Aslında onu zorluyor muydum bilmiyordum ancak hevesli hevesli dilini şaklatıp konuşmaya girmesinden sonra bunu aklıma getirmedim bile.
"Nasıl anlatılır bilemem ki. Saçlarından çok hoşlanıyordum. Laciverte yakın siyah saçlarını hep uzatsın istemiştim. Saçlarını taramayı gerçekten çok severdim, insanların kaderinin saç tellerine bağlı olduğuna inanırım."
Böyle düşündüğünü biliyordum. Saçma bir düşünce olduğunu kanıtlamak için Bokuto saçlarını kazıtmıştı, Shoyo ona kafasının içinde hala daha saç köklerinin olduğunu ve saçların asla bedenden ayrılamayacağını söylemişti.
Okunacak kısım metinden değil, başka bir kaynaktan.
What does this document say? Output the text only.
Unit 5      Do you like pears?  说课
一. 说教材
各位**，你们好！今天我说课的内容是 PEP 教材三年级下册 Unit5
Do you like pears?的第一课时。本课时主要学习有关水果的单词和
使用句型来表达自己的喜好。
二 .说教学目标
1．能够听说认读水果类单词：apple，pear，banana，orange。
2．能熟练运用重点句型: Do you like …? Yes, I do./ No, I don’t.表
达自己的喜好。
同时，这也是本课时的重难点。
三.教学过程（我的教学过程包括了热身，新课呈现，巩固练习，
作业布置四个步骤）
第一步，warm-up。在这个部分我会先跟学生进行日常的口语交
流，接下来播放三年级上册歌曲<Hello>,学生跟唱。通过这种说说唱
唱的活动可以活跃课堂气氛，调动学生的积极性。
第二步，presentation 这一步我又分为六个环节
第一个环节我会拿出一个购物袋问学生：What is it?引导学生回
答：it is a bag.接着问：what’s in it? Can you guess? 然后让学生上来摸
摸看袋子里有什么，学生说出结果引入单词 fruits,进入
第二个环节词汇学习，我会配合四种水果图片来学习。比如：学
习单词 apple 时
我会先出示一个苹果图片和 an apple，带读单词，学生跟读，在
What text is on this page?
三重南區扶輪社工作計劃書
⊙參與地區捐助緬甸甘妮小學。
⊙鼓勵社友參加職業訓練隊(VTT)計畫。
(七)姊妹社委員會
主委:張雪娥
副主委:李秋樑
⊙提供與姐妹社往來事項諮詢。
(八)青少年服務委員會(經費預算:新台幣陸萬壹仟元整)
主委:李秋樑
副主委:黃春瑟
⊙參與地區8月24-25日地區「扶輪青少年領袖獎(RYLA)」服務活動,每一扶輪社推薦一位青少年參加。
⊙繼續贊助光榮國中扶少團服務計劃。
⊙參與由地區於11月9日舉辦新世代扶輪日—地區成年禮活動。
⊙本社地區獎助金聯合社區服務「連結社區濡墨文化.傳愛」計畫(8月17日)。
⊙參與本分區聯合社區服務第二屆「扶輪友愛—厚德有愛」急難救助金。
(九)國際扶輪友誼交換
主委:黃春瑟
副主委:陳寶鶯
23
"Güzel birisi Tobio, güzel bir kalbi vardı."
derince bir nefes aldıktan sonra devam etti."Çok gençti."
Gözlerim onun da titreyen sesiyle birlikte titrerken sarılıp, her şeyin geçtiğini söylemek istedim ona. Sevdiğiniz birisinin sizin için, sizin önünde ağlaması çok iğrenç ve boktan bir durumdu. Hele ki elinizden hiçbir şey gelmiyorsa her şeyden nefret ediyordunuz.
Sağ kolumu ölmeden önce hep yaptığım gibi beline dolayıp kendime çektim ve kafasını omzuma saklamasına izin verdim. Beni içini döktüğü biri olarak görüyordu, o yüzden kılımı bile kıpırdatmadan ağlamasına sessizce eşlik ettim.
"Biliyor musun, sesim biraz çatallaştığı için hafifçe öksürüp devam ettim.
"Birisini çok seviyorum. Hep gülümseyen, ne olursa olsun elimi asla bırakmayan birisi. Onun için yapmayacağım şey yok. Ona son sözlerimi söyleyemedim. Sanırım sen de sevgiline söyleyemedin o yüzden,"
Onu da kendimi de ayağı kaldırdım ve yüzüne baktım,
"Neden son sözlerimizi okyanusa karşı söylemiyoruz?"
Kapüşonlusunun uçlarını eline sardı ve hafifçe kafasını salladı. Kolundan tutup onu denize daha da yaklaştırdım. "Önce ben başlıyorum tamam mı?"
Yüzümü okyanusa döndüm,
"Seni gerçekten çok seviyorum! Lütfen hiçbir şey için kendini suçlayıp , kendini üzme! Hiçbir şey için pişman değilim, sen de olma!"
O da aynı şekilde yüzünü okyanusa döndü ve parmak uçlarında yükseldi, ellerini dudaklarının etrafına sardı,
"Tobio! Umarım, bana kızgın değilsindir! Demek istediğim tek şey, seni seviyorum."
Sesi sonlara doğru kısılırken daha fazla dayanamadığımı fark ettim. Ona sarılacaktım, yanındayım diyecektim ki birden her yer ufak ufak kaybolmaya başladı. Kafamı çevirip Shoyo'ya baktım hemen, kahverengi gözleri benim tarafıma hiç dönmedi.
O gece, bileğimdeki ipin tamamen koptuğu geceydi. Onu bir daha göremeyeceğimi anladığım gece. Sessiz bir mayıs gecesiydi dışarıdan, ay kıs kıs gülüyordu. Hinata Shoyo'nun turuncu saçları rüzgar esintisi ile dans ediyordu, son gördüğüm şey onun güzel yüzü ve son duyduğum şey ise onun seni seviyorum'uydu.
O gece dünya en hüzünlü son dördün gecesini yaşamıştı. Benden başka kimse fark etmedi.